The bill makes economic growth an explicit objective for the Fed and banking supervisors—potentially boosting lending and reducing regulatory uncertainty—but raises risks to financial stability, consumer protections, and the Fed's ability to prioritize price stability.
Households, small businesses, and borrowers may see increased availability of credit because federal banking supervisors and regulators will explicitly weigh economic growth when supervising banks, encouraging lending and credit flow.
Taxpayers and the public gain clearer statutory guidance because the Federal Reserve's policy mandate now explicitly includes economic growth alongside employment and price stability, clarifying policymakers' objectives.
Banks and credit unions will face a more predictable supervisory emphasis that balances growth with safety, reducing regulatory uncertainty for lenders and potentially lowering borrowing costs or encouraging lending activity.
Taxpayers and depositors could face higher systemic financial‑stability risk if supervisors prioritize growth over safety, increasing the chance of banking distress and potential taxpayer‑funded interventions.
Households and taxpayers may experience worse price stability because requiring regulators to consider growth complicates monetary policy tradeoffs and can make it harder for the Fed to prioritize fighting inflation.
Depositors and borrowers could face weaker protections if adding economic growth to supervisory objectives dilutes enforcement rigor, potentially allowing riskier lending practices or reduced supervisory enforcement.
Based on analysis of 2 sections of legislative text.
Requires federal banking supervisors and the Federal Reserve to consider economic growth alongside safety, soundness, employment, and price stability in supervisory and policy functions.

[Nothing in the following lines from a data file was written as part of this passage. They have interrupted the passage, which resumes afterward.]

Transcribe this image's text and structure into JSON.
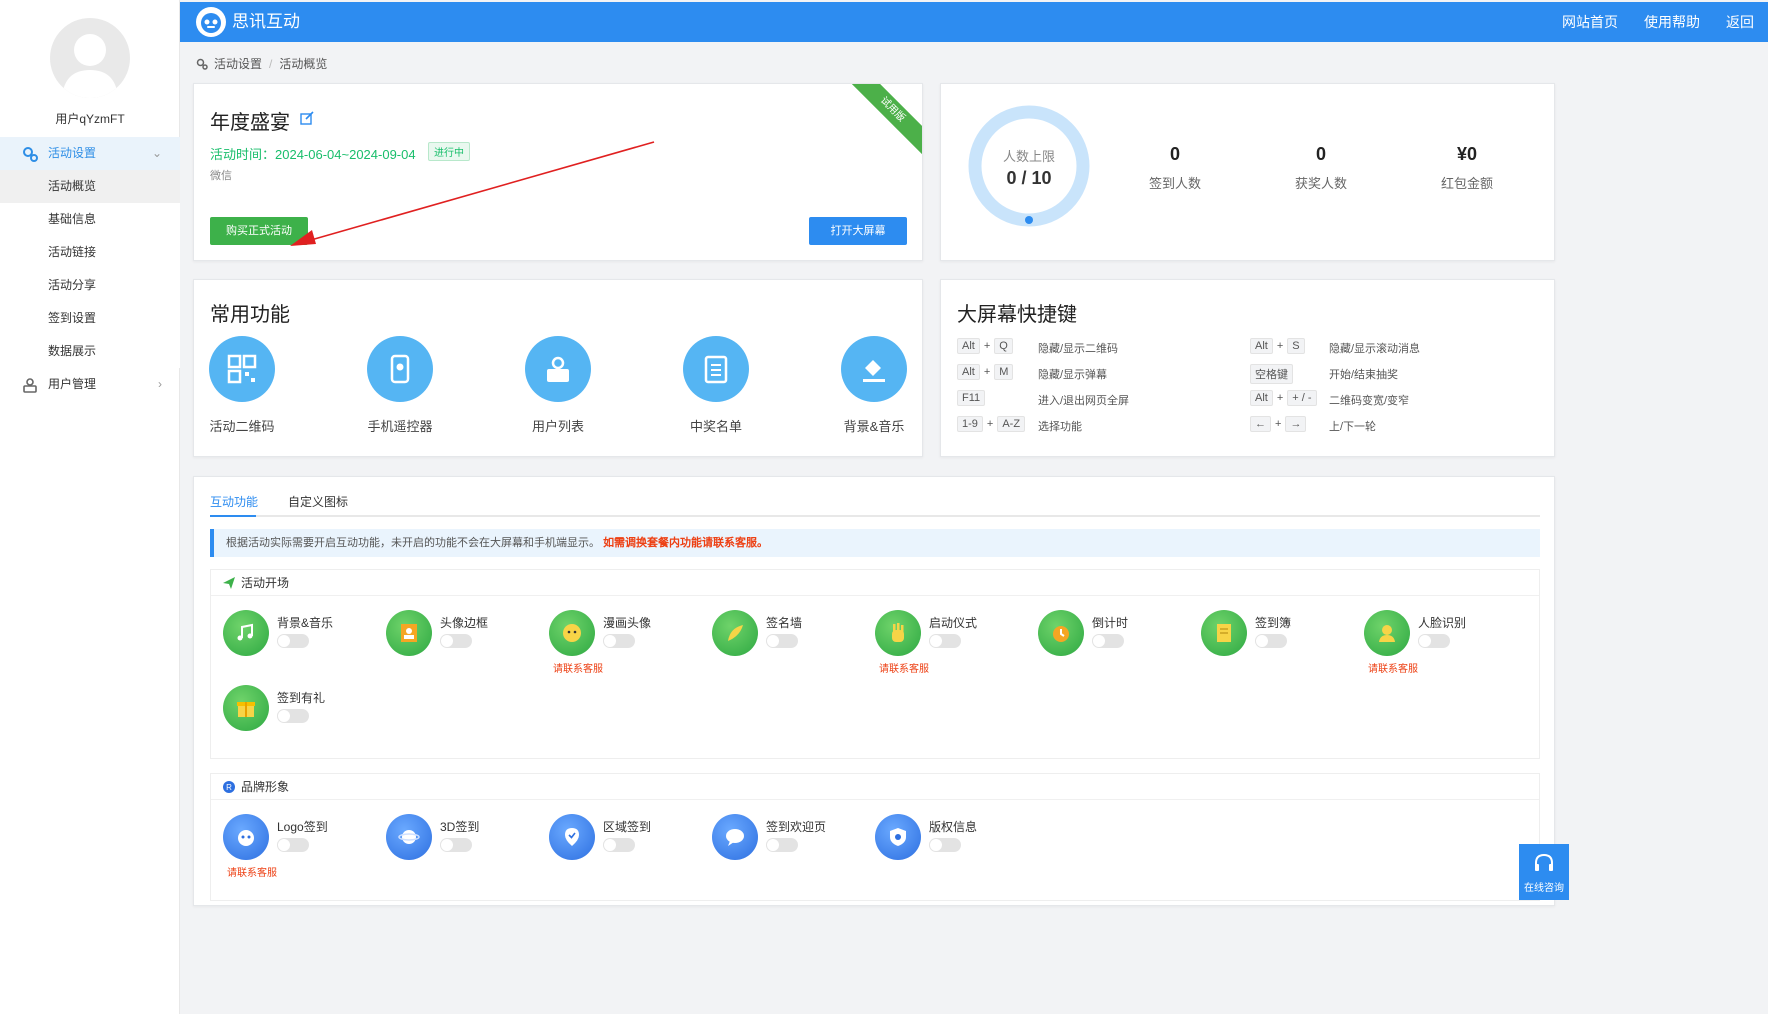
{
  "sidebar": {
    "username": "用户qYzmFT",
    "menu": [
      {
        "label": "活动设置",
        "type": "parent",
        "active": true
      },
      {
        "label": "活动概览",
        "type": "sub",
        "active": true
      },
      {
        "label": "基础信息",
        "type": "sub"
      },
      {
        "label": "活动链接",
        "type": "sub"
      },
      {
        "label": "活动分享",
        "type": "sub"
      },
      {
        "label": "签到设置",
        "type": "sub"
      },
      {
        "label": "数据展示",
        "type": "sub"
      },
      {
        "label": "用户管理",
        "type": "parent"
      }
    ]
  },
  "topbar": {
    "brand": "思讯互动",
    "nav": [
      "网站首页",
      "使用帮助",
      "返回"
    ],
    "color": "#2d8cf0"
  },
  "breadcrumb": [
    "活动设置",
    "活动概览"
  ],
  "event": {
    "title": "年度盛宴",
    "time": "活动时间：2024-06-04~2024-09-04",
    "status": "进行中",
    "platform": "微信",
    "ribbon": "试用版",
    "buy_button": "购买正式活动",
    "screen_button": "打开大屏幕"
  },
  "stats": {
    "limit_label": "人数上限",
    "limit_value": "0 / 10",
    "items": [
      {
        "value": "0",
        "label": "签到人数"
      },
      {
        "value": "0",
        "label": "获奖人数"
      },
      {
        "value": "¥0",
        "label": "红包金额"
      }
    ]
  },
  "common": {
    "title": "常用功能",
    "items": [
      {
        "label": "活动二维码",
        "icon": "qrcode-icon"
      },
      {
        "label": "手机遥控器",
        "icon": "remote-icon"
      },
      {
        "label": "用户列表",
        "icon": "user-list-icon"
      },
      {
        "label": "中奖名单",
        "icon": "winner-list-icon"
      },
      {
        "label": "背景&音乐",
        "icon": "paint-bucket-icon"
      }
    ]
  },
  "shortcuts": {
    "title": "大屏幕快捷键",
    "left": [
      {
        "keys": [
          "Alt",
          "Q"
        ],
        "desc": "隐藏/显示二维码"
      },
      {
        "keys": [
          "Alt",
          "M"
        ],
        "desc": "隐藏/显示弹幕"
      },
      {
        "keys": [
          "F11"
        ],
        "desc": "进入/退出网页全屏"
      },
      {
        "keys": [
          "1-9",
          "A-Z"
        ],
        "desc": "选择功能"
      }
    ],
    "right": [
      {
        "keys": [
          "Alt",
          "S"
        ],
        "desc": "隐藏/显示滚动消息"
      },
      {
        "keys": [
          "空格键"
        ],
        "desc": "开始/结束抽奖"
      },
      {
        "keys": [
          "Alt",
          "+ / -"
        ],
        "desc": "二维码变宽/变窄"
      },
      {
        "keys": [
          "←",
          "→"
        ],
        "desc": "上/下一轮"
      }
    ]
  },
  "tabs": [
    "互动功能",
    "自定义图标"
  ],
  "notice": {
    "text": "根据活动实际需要开启互动功能，未开启的功能不会在大屏幕和手机端显示。",
    "highlight": "如需调换套餐内功能请联系客服。"
  },
  "groups": [
    {
      "title": "活动开场",
      "features": [
        {
          "name": "背景&音乐",
          "contact": ""
        },
        {
          "name": "头像边框",
          "contact": ""
        },
        {
          "name": "漫画头像",
          "contact": "请联系客服"
        },
        {
          "name": "签名墙",
          "contact": ""
        },
        {
          "name": "启动仪式",
          "contact": "请联系客服"
        },
        {
          "name": "倒计时",
          "contact": ""
        },
        {
          "name": "签到簿",
          "contact": ""
        },
        {
          "name": "人脸识别",
          "contact": "请联系客服"
        },
        {
          "name": "签到有礼",
          "contact": ""
        }
      ]
    },
    {
      "title": "品牌形象",
      "features": [
        {
          "name": "Logo签到",
          "contact": "请联系客服"
        },
        {
          "name": "3D签到",
          "contact": ""
        },
        {
          "name": "区域签到",
          "contact": ""
        },
        {
          "name": "签到欢迎页",
          "contact": ""
        },
        {
          "name": "版权信息",
          "contact": ""
        }
      ]
    }
  ],
  "float": {
    "label": "在线咨询"
  }
}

Introduced December 18, 2025 by Garland H. Barr · Last progress December 18, 2025
Adds "economic growth" as an explicit objective across several federal banking laws, directing banking supervisors and the Federal Reserve to take economic growth into account when carrying out supervisory and policy functions. The changes alter existing statutory language (adding economic growth alongside safety and soundness for bank supervisors and joining maximum employment and price stability for the Fed) without creating new funding, penalties, or reporting requirements.